What was the language used by the man during the early Neolithic period?
Answers
Answer:
We know almost nothing about languages in the Neolithic Era, but some paleolinguists had made many speculative deductions about the roots of Indo-European languages.
Explanation:
Paleolinguists is a field of study which has to depend on speculation, even where written records exist. We can take informed guesses about Sanskrit, the semetic languages of Ancient Egypt, or the language of the Olmecs. Neolithic languages predate literacy and most symbolic writing, and leave almost nothing to work with.
However, even back in the 18th Century, some linguists noticed common threads between various Indian and European languages: Agni-Ignite, Pater-Pitar, etc, and deduced that were as a common root language that influence what we now refer to as the Indo-European Languages. The linkages seem closest between Sanskrit and Lithuanian.
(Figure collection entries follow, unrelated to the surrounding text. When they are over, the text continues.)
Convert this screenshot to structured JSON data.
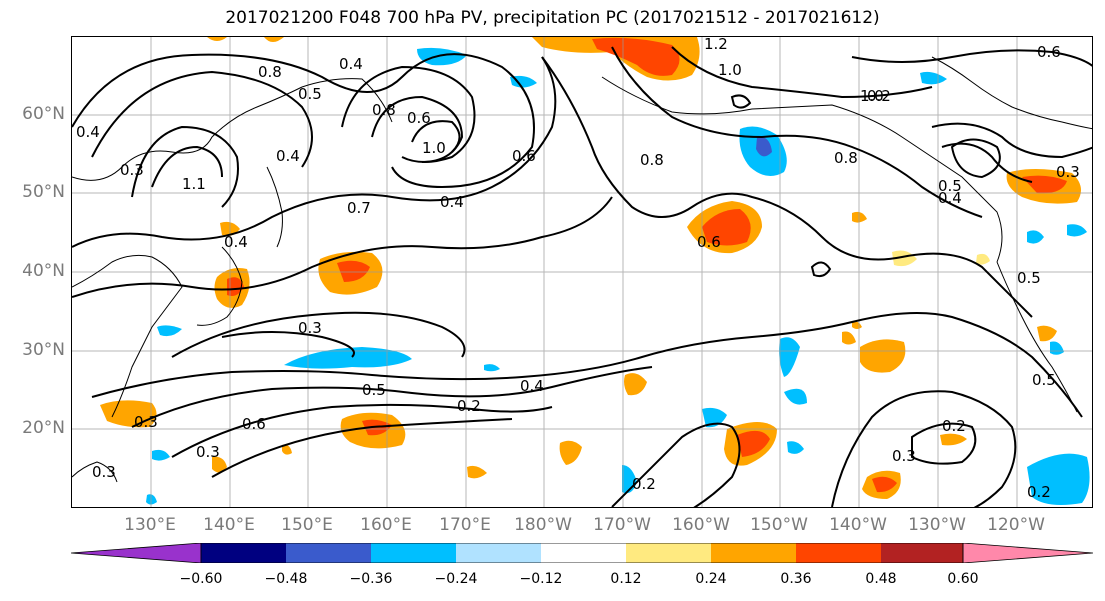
{
  "title": "2017021200 F048 700 hPa PV, precipitation PC (2017021512 - 2017021612)",
  "lat_labels": [
    "60°N",
    "50°N",
    "40°N",
    "30°N",
    "20°N"
  ],
  "lon_labels": [
    "130°E",
    "140°E",
    "150°E",
    "160°E",
    "170°E",
    "180°W",
    "170°W",
    "160°W",
    "150°W",
    "140°W",
    "130°W",
    "120°W"
  ],
  "colorbar": {
    "ticks": [
      "−0.60",
      "−0.48",
      "−0.36",
      "−0.24",
      "−0.12",
      "0.12",
      "0.24",
      "0.36",
      "0.48",
      "0.60"
    ],
    "colors": [
      "#9932cc",
      "#000080",
      "#3a5bcc",
      "#00bfff",
      "#b0e2ff",
      "#ffffff",
      "#ffea80",
      "#ffa500",
      "#ff4500",
      "#b22222",
      "#ff88aa"
    ]
  },
  "contour_labels": [
    "0.4",
    "0.3",
    "0.8",
    "0.5",
    "0.4",
    "0.8",
    "0.6",
    "0.4",
    "1.0",
    "0.4",
    "0.7",
    "1.2",
    "1.0",
    "0.8",
    "0.6",
    "0.4",
    "0.8",
    "1.0",
    "0.3",
    "0.5",
    "0.4",
    "0.5",
    "0.6",
    "0.3",
    "0.3",
    "0.5",
    "0.4",
    "0.2",
    "0.6",
    "0.3",
    "0.3",
    "0.2",
    "0.3",
    "0.2",
    "0.5",
    "0.6",
    "1.1",
    "0.2",
    "0.2"
  ]
}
This, however, relates to cleavages that occured in the early Bronze Age.
Speculation about Pre-Indo-European languages in Europe in the Neolithic deduce several languages, broadly grouped around what we now think of as Spain and France, Italy, the Agean, the North European Plain and the Caucausus. The only language that might remain from this time is Basque (and anyone who thinks that language is unchanged is dreaming).
The new field of Evolutionary Linguistics has even more theories, raises even more questions, and is no closer to an answer as to whether humanity has one 'mother language'. It also does not help when various nationalists feel determined to argue (without proof) that -- for instance -- Tamil or 'Proto-African' or some such thing is the world's oldest language.
We can be reasonably sure that human beings were fluently conversing with each when our species first appeared, but any attempt to understand what they were saying to each other is impossible.